The California-based attorney was queried on the recently passed Anti-Money Laundering Act of 2020. He responded that the law authorised officials to enact regulation measures for crypto regardless of their form. Alongside Nelson was Elizabeth Rosenberg, the Biden pick to serve as assistant secretary for terrorism financing at the Treasury. Rosenberg asserted that she would ensure the proper rules are enforced and that their implementation would be consistent.

“If I am confirmed, I will prioritise implementing that piece of legislation, including new regulations around cryptocurrency,” she said.

Government officials, notable industry figures, and other groups in the US have voiced their concerns about the use of cryptocurrencies in criminal activities.
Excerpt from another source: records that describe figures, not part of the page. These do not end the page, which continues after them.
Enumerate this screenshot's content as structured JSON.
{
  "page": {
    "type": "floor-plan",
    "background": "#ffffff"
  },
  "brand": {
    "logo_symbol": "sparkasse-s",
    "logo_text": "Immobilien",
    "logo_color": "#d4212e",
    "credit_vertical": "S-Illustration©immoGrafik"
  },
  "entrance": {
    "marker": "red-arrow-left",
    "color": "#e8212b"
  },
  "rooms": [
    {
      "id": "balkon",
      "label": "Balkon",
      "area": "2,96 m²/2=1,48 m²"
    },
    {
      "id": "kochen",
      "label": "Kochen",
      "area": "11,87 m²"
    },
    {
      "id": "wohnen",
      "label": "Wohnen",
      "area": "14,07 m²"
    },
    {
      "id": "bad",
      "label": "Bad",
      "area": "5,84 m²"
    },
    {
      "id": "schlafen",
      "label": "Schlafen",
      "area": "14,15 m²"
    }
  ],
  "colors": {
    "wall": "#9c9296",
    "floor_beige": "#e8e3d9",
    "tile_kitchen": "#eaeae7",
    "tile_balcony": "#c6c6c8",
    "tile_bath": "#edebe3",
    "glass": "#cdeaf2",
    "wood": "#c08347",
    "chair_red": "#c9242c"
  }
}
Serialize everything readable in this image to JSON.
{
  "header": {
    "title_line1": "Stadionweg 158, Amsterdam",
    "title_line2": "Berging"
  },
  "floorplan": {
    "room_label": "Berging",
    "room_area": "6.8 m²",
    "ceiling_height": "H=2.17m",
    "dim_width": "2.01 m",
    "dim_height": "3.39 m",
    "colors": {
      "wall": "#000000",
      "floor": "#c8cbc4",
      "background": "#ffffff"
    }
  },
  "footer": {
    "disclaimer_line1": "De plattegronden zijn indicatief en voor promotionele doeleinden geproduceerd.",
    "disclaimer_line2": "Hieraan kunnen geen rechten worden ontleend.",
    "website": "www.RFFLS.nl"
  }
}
The scenario is almost the same outside the US borders. Countries like the UK, Canada and China have also been vocal on crypto regulation.

Talking about crypto crime, a recent study by Crypto Head has revealed that criminal activities associated with cryptocurrency are rising at an alarming rate. The report details that the US has the largest average rate of increase at 300% a year based on data from 2017 to 2021. Australia and the UK are also in the mix, albeit their numbers are much lower.

According to the report, more than 100,000 US cases of either thefts, scams, or pump-and-dump were lodged between 2017 and 2020. Last year alone accounts for a staggering 82,135 cases. The average rate of rise of crypto crime in the UK swings around 24%, considering data obtained between 2016 and 2020. The number of incidents reported during this period sums up to about 25,000. There are no figures for the reported cases in Australia before 2018. However, between then and the end of 2020, about 23,500 have been recorded.

The Crypto Head report warns that the actual figures in these countries could be higher as it only focused on the reported ones. It further pointed out that Bitcoin was the most commonly used crypto asset to facilitate crime in these countries. It is followed by Ethereum, together representing the two biggest cryptocurrencies by market capital.